Browse Proptionary encyclopedia

Build your real estate vocabulary to be able to communicate and invest more effectively and professionally.

Common Law Dedication



Property owner’s can dedicate land or a portion of it to the public for a specific purpose through a process known as common law dedication. This may occur in two instances — when a landowner wants to subdivided land and is required to do so as a condition of the subdivision, or when the landowner wishes to grant property for the public to use.

The most common reason a party may grant land for a common law dedication is to fulfill the government’s land dedication requirement for a subdivision. When subdividing land, portions of the land may need to be dedicated to meet the demands for the changes of the proposed subdivision such as the need for an alley, new sidewalk, and others. The developer will be responsible to pay for these costs, even if it beneficial to the state.

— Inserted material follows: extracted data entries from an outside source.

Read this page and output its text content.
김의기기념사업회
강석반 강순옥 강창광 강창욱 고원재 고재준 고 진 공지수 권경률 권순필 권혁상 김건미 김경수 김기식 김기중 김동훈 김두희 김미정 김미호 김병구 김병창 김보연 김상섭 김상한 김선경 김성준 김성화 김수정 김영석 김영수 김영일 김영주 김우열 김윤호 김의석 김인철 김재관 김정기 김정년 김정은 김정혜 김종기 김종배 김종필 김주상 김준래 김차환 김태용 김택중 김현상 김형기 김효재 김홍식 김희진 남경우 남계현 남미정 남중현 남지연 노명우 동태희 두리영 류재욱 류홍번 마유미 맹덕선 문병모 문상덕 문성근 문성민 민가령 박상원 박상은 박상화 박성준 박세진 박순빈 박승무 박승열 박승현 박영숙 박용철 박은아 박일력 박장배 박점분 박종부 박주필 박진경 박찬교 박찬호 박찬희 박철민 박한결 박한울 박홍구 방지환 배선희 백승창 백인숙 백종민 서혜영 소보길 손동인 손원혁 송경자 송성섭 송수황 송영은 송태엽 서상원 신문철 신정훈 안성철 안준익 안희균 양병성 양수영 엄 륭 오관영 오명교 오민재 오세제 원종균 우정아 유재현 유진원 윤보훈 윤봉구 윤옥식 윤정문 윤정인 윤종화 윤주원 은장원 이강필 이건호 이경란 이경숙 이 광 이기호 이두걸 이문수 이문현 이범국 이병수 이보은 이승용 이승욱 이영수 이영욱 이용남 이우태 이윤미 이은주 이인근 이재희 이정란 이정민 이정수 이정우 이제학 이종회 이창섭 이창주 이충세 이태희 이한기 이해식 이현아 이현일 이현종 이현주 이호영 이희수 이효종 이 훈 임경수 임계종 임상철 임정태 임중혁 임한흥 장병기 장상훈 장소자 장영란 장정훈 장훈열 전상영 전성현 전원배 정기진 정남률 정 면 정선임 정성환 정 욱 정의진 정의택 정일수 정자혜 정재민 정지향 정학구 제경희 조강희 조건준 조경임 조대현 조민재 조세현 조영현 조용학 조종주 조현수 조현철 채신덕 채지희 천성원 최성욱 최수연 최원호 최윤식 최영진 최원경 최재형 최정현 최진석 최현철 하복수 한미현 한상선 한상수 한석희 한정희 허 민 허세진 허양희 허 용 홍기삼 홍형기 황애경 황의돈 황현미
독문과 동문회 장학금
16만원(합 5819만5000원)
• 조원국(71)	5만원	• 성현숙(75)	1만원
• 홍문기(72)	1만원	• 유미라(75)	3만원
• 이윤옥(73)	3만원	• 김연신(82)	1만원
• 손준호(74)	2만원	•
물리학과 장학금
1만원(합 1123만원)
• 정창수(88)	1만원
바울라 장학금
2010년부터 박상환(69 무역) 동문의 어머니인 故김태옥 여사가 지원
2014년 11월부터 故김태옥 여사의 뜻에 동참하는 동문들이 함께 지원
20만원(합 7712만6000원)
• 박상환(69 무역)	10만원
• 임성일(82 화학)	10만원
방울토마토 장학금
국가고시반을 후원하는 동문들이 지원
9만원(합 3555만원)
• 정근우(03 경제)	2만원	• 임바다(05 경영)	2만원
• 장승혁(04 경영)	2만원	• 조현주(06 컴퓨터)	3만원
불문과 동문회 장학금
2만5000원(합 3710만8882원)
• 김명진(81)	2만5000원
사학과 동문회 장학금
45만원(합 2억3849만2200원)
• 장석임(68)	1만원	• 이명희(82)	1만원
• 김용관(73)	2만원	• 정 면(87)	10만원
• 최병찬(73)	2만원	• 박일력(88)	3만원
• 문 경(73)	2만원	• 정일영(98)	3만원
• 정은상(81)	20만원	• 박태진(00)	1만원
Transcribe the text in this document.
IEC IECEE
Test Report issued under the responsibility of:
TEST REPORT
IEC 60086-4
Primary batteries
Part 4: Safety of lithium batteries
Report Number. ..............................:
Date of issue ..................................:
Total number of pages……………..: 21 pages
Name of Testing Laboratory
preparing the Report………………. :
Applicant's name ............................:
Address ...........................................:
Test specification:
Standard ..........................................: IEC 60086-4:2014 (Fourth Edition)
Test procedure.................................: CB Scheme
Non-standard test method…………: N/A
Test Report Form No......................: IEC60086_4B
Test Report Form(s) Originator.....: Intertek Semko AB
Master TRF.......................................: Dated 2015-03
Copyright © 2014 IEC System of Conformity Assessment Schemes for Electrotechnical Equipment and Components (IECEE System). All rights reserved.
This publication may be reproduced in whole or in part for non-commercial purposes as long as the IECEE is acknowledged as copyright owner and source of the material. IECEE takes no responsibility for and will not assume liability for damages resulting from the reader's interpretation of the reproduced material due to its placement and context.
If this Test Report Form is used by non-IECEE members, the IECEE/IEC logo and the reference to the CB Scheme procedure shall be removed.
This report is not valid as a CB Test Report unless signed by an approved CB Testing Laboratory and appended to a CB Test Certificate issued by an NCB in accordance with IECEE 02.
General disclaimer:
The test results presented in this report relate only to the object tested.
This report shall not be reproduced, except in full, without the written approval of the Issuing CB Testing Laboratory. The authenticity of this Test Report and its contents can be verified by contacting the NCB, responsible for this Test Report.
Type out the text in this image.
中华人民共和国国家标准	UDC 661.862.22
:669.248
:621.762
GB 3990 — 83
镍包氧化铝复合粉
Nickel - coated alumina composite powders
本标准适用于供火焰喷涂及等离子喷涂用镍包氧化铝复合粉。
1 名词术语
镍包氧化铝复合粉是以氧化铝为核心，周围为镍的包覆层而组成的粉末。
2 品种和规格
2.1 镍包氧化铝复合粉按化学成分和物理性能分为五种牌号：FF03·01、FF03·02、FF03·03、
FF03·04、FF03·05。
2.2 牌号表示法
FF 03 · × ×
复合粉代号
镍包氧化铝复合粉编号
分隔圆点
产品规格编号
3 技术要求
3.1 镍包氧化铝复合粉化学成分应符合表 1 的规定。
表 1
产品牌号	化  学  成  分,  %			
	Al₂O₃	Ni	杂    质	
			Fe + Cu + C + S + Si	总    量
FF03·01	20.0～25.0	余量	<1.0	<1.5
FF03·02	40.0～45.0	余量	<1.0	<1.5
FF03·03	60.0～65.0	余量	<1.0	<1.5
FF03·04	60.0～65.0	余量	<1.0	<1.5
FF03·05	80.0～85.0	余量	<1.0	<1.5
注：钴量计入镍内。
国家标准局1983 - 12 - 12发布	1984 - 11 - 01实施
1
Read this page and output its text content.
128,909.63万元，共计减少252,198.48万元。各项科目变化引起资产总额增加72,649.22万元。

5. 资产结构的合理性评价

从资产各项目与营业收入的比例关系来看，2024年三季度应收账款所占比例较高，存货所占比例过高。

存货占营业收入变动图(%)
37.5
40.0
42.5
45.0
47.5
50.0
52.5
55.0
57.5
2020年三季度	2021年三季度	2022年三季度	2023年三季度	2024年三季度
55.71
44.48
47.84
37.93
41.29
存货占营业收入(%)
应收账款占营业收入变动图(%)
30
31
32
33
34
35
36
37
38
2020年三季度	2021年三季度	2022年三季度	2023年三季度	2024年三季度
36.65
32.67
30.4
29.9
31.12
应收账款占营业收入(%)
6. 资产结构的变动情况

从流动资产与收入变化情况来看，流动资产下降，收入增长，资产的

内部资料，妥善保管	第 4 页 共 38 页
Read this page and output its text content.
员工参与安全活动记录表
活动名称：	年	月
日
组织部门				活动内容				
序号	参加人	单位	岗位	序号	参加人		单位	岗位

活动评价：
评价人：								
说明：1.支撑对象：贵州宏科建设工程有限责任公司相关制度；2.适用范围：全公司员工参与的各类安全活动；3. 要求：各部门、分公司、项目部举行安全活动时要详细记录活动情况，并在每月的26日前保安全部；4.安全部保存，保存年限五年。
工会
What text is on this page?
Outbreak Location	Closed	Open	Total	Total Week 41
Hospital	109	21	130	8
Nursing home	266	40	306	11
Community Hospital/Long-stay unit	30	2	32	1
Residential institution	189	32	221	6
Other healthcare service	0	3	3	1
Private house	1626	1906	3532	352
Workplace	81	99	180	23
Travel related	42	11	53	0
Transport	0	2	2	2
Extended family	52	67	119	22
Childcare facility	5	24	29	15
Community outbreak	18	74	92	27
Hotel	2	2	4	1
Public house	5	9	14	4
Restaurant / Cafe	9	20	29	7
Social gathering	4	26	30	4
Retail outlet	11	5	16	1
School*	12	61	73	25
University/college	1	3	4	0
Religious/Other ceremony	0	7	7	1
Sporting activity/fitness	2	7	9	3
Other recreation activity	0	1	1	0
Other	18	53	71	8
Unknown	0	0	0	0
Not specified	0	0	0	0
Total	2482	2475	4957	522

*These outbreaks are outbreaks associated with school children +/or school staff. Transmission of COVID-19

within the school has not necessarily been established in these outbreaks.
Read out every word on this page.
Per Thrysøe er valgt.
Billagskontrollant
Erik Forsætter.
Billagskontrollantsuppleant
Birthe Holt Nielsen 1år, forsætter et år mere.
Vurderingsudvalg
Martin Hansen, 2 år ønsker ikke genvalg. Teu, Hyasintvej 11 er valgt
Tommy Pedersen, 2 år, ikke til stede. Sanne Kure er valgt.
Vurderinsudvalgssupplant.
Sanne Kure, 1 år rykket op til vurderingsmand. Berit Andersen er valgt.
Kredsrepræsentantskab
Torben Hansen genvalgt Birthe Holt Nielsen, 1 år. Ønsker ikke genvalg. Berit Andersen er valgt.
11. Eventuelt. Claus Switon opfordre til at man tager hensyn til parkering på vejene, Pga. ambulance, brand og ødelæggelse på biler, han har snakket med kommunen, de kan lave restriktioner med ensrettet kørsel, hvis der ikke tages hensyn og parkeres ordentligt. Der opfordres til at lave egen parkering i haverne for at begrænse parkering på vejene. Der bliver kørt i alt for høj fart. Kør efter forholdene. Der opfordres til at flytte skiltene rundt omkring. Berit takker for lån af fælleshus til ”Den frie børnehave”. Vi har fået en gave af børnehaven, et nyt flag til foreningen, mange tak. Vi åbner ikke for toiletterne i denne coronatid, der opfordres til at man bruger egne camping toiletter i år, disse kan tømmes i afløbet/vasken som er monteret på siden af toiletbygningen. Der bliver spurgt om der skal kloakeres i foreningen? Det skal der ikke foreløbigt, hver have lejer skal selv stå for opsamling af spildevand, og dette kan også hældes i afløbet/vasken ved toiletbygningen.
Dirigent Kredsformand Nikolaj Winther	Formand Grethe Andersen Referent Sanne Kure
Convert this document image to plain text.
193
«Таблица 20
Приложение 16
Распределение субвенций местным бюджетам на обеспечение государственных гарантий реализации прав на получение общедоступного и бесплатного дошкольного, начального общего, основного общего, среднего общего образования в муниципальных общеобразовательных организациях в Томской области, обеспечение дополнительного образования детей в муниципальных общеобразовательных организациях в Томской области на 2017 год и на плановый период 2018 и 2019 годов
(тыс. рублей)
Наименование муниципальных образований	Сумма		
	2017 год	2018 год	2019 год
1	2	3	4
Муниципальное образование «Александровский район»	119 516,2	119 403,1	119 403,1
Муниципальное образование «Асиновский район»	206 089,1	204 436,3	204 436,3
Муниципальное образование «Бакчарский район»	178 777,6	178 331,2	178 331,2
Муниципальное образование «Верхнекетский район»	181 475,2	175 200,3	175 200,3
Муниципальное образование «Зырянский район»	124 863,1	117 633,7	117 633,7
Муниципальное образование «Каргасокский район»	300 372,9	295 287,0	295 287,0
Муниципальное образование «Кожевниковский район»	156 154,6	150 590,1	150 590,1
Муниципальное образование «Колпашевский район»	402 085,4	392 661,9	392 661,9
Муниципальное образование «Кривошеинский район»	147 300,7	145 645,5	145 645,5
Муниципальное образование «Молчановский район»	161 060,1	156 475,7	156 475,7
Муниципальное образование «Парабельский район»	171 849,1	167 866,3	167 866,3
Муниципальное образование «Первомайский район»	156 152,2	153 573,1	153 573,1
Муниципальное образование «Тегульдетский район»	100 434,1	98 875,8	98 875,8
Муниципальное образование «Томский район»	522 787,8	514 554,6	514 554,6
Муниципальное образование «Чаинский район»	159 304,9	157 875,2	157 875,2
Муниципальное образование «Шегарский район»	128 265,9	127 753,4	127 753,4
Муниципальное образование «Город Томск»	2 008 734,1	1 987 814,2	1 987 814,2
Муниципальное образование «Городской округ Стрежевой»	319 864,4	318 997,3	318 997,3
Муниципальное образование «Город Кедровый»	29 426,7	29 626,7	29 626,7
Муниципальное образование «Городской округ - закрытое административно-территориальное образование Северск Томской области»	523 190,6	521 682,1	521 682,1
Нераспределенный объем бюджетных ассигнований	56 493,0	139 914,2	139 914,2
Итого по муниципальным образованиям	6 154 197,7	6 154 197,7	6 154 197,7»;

After the land is dedicated, the city will approve the subdivider’s request to subdivide land into various tracts. The subdivider will not be required to maintain the newly granted land. Government’s impose taxes and use taxpayer money to manage the newly dedicated land.

Example of Common Law Dedication

Ed is a real estate developer and owns a large tract of land that he wishes to subdivide. The government requires Ed to dedicate a portion of the land to the public. Because Ed’s subdivision proposal is to divide the land into four individual parcels of land, the need for an alley behind the land is imperative to dispose of trash and to give each parcel the ability to park their cars in a garage behind the property. Ed agrees to dedicate land to the city, however he is surprised that he is responsible to pay for all the costs associated with dedicating the alley. The alley costs $14,000 to pave and subdivide, a cost Ed was not ready to pay. Furthermore, the government also requires Ed to donate land for new sidewalks and sewer systems to accommodate the increased need for sewage. These costs surpass $25,000.

As can be seen above, the cost to subdivide land can be costly, however it is oftentimes a requirement of a subdivision. While the costs might be expensive, Ed will benefit greatly from the subdivision as it will grant him the right to sell multiple parcels of land or develop multiple houses or buildings. Clearly, the chance to subdivide land into multiple parcels far outweigh the cost of the required land dedication. In a common law dedication, the developer is required to both dedicate land and pay for its development.

Why Land is Required to be Dedicated in Order to Get Subdivision Approval

When a developer wants to construct property on land, the government will verify that the conditions of the city do not change as a result and if they do, the developer will be required to pay for them. The government has police power. Police power gives the local planning office the ability to tax or fee developers into dedicating portions of a land to public use to accommodate the developer’s proposed plans of development. For example, when one property is converted into multiple, the need for vital city services such as sewage, waste disposal, and running water and gas increase. As a prerequisite for the proposed development, the government will require the developer to pay the government for the costs of expenses incurred.